Bringing Garland's Concerns To The Surface

As much as Alex Garland's work deals with masculinity, it's usually not the topic du jour. Gender plays a role in the power dynamics of the not-so-utopian community at the heart of his debut novel, 1996's "The Beach," but it's not the chief focus. The same is true of "28 Days Later," which is primarily concerned with how society breaks down and reforms in the wake of a pandemic (a matter we're all worried about in 2022). Building upon "Ex Machina," "Annihilation" brings those concerns closer to the surface. The team that joins Lena on her journey into the Shimmer is composed entirely of women, whereas Kane's associates were all men. Then there's the way Lena is haunted by not just her own past actions but those of the men in her life.

Rather than trying to hide this, Garland decided it was best to make his intentions clear from the get-go with "Men," starting with its cheeky title:

"It comes up a lot, in different ways. With 'Men,' I just sort of thought, 'Screw it, I'm just gonna go straight into this.' Maybe it's just that with 'Men,' instead of running underneath, it sits there on the surface."

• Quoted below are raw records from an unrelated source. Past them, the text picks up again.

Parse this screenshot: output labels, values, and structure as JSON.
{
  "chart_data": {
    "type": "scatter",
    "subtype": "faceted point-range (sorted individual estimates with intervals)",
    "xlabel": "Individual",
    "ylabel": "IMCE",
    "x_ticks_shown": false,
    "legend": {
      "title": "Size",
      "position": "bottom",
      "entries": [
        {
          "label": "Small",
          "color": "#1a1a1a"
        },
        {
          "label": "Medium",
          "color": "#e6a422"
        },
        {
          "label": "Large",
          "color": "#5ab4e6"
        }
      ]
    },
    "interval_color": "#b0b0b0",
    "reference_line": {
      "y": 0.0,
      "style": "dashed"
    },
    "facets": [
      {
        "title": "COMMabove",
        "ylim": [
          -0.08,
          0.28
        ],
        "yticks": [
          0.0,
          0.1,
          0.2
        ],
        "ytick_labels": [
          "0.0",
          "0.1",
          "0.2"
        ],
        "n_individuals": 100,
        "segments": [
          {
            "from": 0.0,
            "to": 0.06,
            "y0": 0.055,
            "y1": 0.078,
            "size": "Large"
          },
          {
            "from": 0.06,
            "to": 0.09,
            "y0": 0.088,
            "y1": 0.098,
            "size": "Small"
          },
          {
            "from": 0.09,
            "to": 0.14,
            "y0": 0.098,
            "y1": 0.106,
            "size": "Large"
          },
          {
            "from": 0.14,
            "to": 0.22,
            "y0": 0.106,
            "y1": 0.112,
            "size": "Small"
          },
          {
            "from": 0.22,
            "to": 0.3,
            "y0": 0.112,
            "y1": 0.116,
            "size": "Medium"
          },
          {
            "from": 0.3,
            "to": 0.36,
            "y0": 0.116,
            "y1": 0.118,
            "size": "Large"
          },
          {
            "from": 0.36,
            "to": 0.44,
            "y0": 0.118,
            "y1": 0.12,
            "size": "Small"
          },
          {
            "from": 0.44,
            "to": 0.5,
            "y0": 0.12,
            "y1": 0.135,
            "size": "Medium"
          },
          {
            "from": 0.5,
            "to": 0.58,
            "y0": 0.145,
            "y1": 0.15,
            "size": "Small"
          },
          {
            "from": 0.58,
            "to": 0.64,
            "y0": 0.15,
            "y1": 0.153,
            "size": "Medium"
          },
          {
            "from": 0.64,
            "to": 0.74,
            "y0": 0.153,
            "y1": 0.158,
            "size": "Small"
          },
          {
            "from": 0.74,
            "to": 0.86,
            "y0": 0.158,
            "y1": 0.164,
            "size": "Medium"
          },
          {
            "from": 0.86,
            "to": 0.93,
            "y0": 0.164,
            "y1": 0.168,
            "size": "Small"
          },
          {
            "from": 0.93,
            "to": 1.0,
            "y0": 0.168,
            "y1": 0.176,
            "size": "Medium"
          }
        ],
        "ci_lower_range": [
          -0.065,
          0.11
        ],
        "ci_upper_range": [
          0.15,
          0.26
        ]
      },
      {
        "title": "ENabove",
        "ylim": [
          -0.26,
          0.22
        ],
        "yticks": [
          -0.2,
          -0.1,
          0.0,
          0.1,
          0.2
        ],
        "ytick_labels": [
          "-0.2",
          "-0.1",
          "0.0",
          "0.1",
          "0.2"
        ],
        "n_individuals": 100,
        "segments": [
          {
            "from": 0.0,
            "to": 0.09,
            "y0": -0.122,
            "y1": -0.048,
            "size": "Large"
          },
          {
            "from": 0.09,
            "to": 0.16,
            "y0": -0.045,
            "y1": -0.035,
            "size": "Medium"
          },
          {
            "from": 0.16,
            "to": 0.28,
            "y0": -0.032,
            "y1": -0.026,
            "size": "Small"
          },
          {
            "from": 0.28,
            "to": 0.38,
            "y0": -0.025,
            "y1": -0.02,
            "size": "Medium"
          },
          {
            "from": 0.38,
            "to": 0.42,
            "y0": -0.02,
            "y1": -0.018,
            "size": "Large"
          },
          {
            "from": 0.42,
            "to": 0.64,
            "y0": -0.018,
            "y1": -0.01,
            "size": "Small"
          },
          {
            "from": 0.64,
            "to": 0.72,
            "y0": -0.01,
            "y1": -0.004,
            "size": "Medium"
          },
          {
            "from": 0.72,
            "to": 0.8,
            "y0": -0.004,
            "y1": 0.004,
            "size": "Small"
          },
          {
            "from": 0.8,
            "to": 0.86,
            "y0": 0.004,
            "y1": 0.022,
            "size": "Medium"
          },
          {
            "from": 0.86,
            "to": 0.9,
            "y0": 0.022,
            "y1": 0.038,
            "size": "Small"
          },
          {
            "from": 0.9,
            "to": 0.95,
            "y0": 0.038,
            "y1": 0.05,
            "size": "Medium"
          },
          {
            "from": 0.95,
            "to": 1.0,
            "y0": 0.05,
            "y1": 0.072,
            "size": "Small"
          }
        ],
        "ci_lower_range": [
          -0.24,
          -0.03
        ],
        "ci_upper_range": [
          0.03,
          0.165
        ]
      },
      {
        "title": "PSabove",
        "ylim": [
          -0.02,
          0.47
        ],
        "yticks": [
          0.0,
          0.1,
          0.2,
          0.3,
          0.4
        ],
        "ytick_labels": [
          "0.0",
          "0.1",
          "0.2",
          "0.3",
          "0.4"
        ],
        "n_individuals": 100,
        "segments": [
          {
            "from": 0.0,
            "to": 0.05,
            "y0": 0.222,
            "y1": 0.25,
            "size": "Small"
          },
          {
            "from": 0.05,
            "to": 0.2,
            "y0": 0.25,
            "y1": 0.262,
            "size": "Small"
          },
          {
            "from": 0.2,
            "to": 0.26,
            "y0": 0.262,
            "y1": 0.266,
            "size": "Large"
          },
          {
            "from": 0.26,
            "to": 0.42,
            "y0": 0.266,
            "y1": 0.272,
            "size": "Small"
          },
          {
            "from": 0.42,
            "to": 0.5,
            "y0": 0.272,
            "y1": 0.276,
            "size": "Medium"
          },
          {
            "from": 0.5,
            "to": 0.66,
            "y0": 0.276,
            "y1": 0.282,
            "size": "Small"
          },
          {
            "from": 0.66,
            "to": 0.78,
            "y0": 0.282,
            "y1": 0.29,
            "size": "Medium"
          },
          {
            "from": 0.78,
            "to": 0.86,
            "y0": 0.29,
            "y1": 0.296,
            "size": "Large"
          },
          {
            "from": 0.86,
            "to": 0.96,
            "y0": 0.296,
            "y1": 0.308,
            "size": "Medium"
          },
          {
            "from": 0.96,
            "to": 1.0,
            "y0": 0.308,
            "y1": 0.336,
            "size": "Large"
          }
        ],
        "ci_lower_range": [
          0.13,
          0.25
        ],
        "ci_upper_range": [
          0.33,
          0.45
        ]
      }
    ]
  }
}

Where critics and audiences were mostly aligned in their opinions of "Ex Machina," there was a larger gulf between reviews for "Annihilation" and reactions from casual moviegoers (a polite way of calling it the d-word: divisive). Early signs suggest "Men" will accelerate this trend, with critics describing the movie as "both a straightforward horror film and something far more elusive [and] unclassifiable," as well as Garland's "weirdest" yet. Some have even gone so far as to predict it will "make people angry, at the very least," while at the same time assuring it extends Garland's streak of making "complex, fascinating, and layered genre stories that f*** with your head for days." But would you expect anything less from him at this point?

"Men" opens in theaters on May 20, 2022.